Kalanick, qui a été directeur général d’Uber de 2010 à mi-2017, a également admis avoir rencontré Anthony Levandowski, l’un des meilleurs ingénieur, en 2015.

“Vous avez discuté de l’achat d’une société inexistante?”

“Oui, il était très catégorique sur le démarrage d’une entreprise, et nous étions très catégorique à propos de l’embaucher “, a déclaré Kalanick, qui était vêtu d’un costume sombre et cravate, est resté réservé tout au long de ses 45 minutes de témoignage. Ses réponses se limitaient généralement à un seul mot: “oui” ou “correct”.

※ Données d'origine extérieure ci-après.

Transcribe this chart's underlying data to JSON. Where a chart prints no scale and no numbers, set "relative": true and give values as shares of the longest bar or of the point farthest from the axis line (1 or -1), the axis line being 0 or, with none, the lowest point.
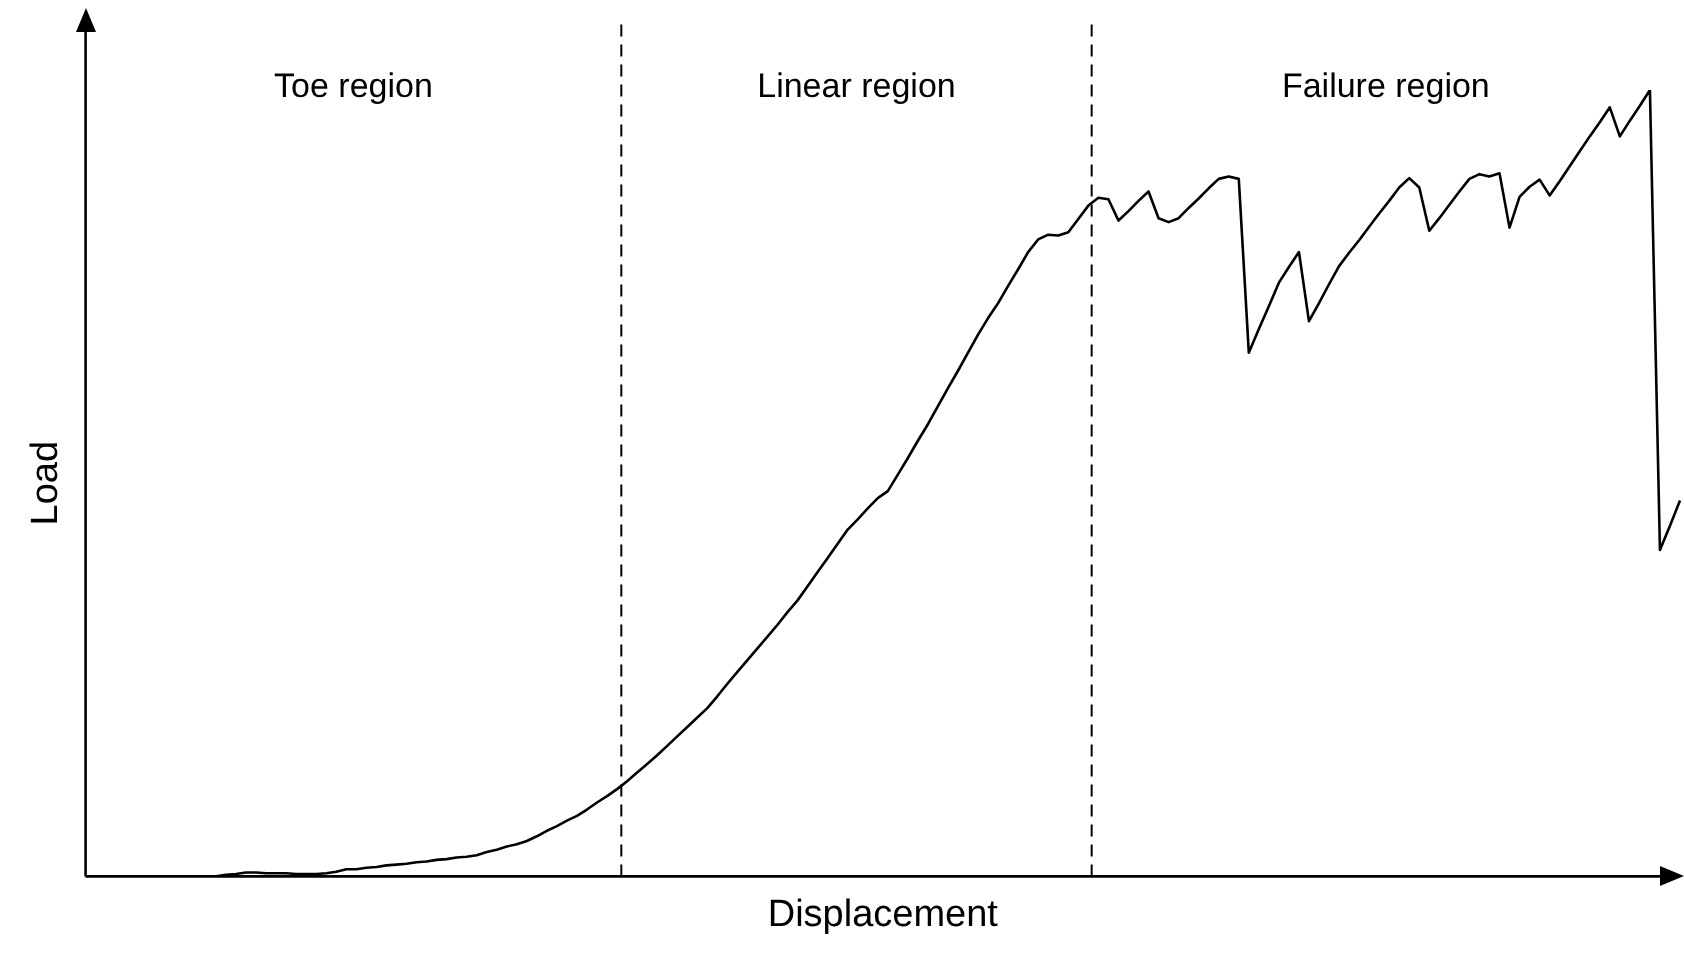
{
  "chart_data": {
    "type": "line",
    "relative": true,
    "xlabel": "Displacement",
    "ylabel": "Load",
    "tick_labels": false,
    "grid": false,
    "legend": false,
    "marker": "none",
    "line_style": "solid",
    "annotations": [
      "Toe region",
      "Linear region",
      "Failure region"
    ],
    "categories": [
      null,
      null,
      null,
      null,
      null,
      null,
      null,
      null,
      null,
      null,
      null,
      null,
      null,
      null,
      null,
      null,
      null,
      null,
      null,
      null,
      null,
      null,
      null,
      null,
      null,
      null,
      null,
      null,
      null,
      null,
      null,
      null,
      null,
      null,
      null,
      null,
      null,
      null,
      null,
      null,
      null,
      null,
      null,
      null,
      null,
      null,
      null,
      null,
      null,
      null,
      null,
      null,
      null,
      null,
      null,
      null,
      null,
      null,
      null,
      null,
      null,
      null,
      null,
      null,
      null,
      null,
      null,
      null,
      null,
      null,
      null,
      null,
      null,
      null,
      null,
      null,
      null,
      null,
      null,
      null,
      null,
      null,
      null,
      null,
      null,
      null,
      null,
      null,
      null,
      null,
      null,
      null,
      null,
      null,
      null,
      null,
      null,
      null,
      null,
      null,
      null,
      null,
      null,
      null,
      null,
      null,
      null,
      null,
      null,
      null,
      null,
      null,
      null,
      null,
      null,
      null,
      null,
      null,
      null,
      null,
      null,
      null,
      null,
      null,
      null,
      null,
      null,
      null,
      null,
      null,
      null,
      null,
      null,
      null,
      null,
      null,
      null,
      null,
      null,
      null,
      null,
      null,
      null,
      null,
      null,
      null,
      null,
      null,
      null,
      null,
      null,
      null,
      null,
      null,
      null,
      null,
      null,
      null,
      null,
      null
    ],
    "series": [
      {
        "color": "#000000",
        "values": [
          null,
          null,
          null,
          null,
          null,
          null,
          null,
          0,
          0,
          0,
          0,
          0,
          0,
          0,
          0.002,
          0.003,
          0.005,
          0.005,
          0.004,
          0.004,
          0.004,
          0.003,
          0.003,
          0.003,
          0.004,
          0.006,
          0.009,
          0.009,
          0.011,
          0.012,
          0.014,
          0.015,
          0.016,
          0.018,
          0.019,
          0.021,
          0.022,
          0.024,
          0.025,
          0.027,
          0.031,
          0.034,
          0.038,
          0.041,
          0.045,
          0.051,
          0.058,
          0.064,
          0.071,
          0.077,
          0.085,
          0.094,
          0.102,
          0.111,
          0.121,
          0.132,
          0.143,
          0.154,
          0.166,
          0.178,
          0.19,
          0.202,
          0.214,
          0.229,
          0.245,
          0.26,
          0.275,
          0.29,
          0.305,
          0.32,
          0.336,
          0.351,
          0.369,
          0.387,
          0.405,
          0.423,
          0.441,
          0.454,
          0.468,
          0.481,
          0.49,
          0.511,
          0.532,
          0.554,
          0.575,
          0.598,
          0.621,
          0.643,
          0.666,
          0.689,
          0.71,
          0.729,
          0.751,
          0.772,
          0.794,
          0.81,
          0.816,
          0.815,
          0.819,
          0.836,
          0.853,
          0.863,
          0.861,
          0.834,
          0.846,
          0.859,
          0.871,
          0.837,
          0.832,
          0.837,
          0.85,
          0.862,
          0.875,
          0.887,
          0.89,
          0.887,
          0.666,
          0.696,
          0.725,
          0.755,
          0.775,
          0.794,
          0.706,
          0.729,
          0.753,
          0.776,
          0.793,
          0.809,
          0.826,
          0.843,
          0.859,
          0.876,
          0.888,
          0.876,
          0.821,
          0.837,
          0.854,
          0.871,
          0.887,
          0.893,
          0.89,
          0.894,
          0.825,
          0.864,
          0.877,
          0.886,
          0.866,
          0.884,
          0.903,
          0.922,
          0.941,
          0.959,
          0.978,
          0.941,
          0.961,
          0.98,
          1,
          0.415,
          0.446,
          0.478
        ]
      }
    ]
  }
}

Waymo et Uber sont bloqués dans un procès intense pour savoir si Uber secrets commerciaux détournés acquis de Waymo – le résultat de l’affaire pourrait déterminer qui finit au sommet dans le véhicule autonome espace.

“Le laser est la sauce”

Kalanick a reconnu qu’en 2015, Uber faisait face à une Crise existentielle. La société de covoiturage savait qu’elle était derrière dans des véhicules autonomes et serait potentiellement chassé de Entreprise.

“Si vous ne faites pas de nouvelles choses que les gens veulent, alors vous faites partie du passé “, a déclaré Kalanick.

Donc, c’est ce qui a poussé Uber, en particulier Kalanick, à rechercher Levandowski, qui se sentait frustré par Google.

Verhoeven a montré a montré les notes de Kalanick prenant la parole lors d’une réunion s’est tenue fin 2015 avec les membres clés de l’équipe AV d’Uber. Ces notes, qui ont été prises par John Bares, qui a quitté Uber à la fin de l’année dernière, présenté une liste de souhaits qui se lisait comme suit: “source, toutes leurs données, marquage, carte routière, livre de chair, IP. ”

“Avez-vous dit au groupe que ce que vous vouliez était une livre de chair? “Demanda Verhoeven.

“Je ne sais pas précisément”, a déclaré Kalanick. “C’est un terme que j’utilise de temps en temps.”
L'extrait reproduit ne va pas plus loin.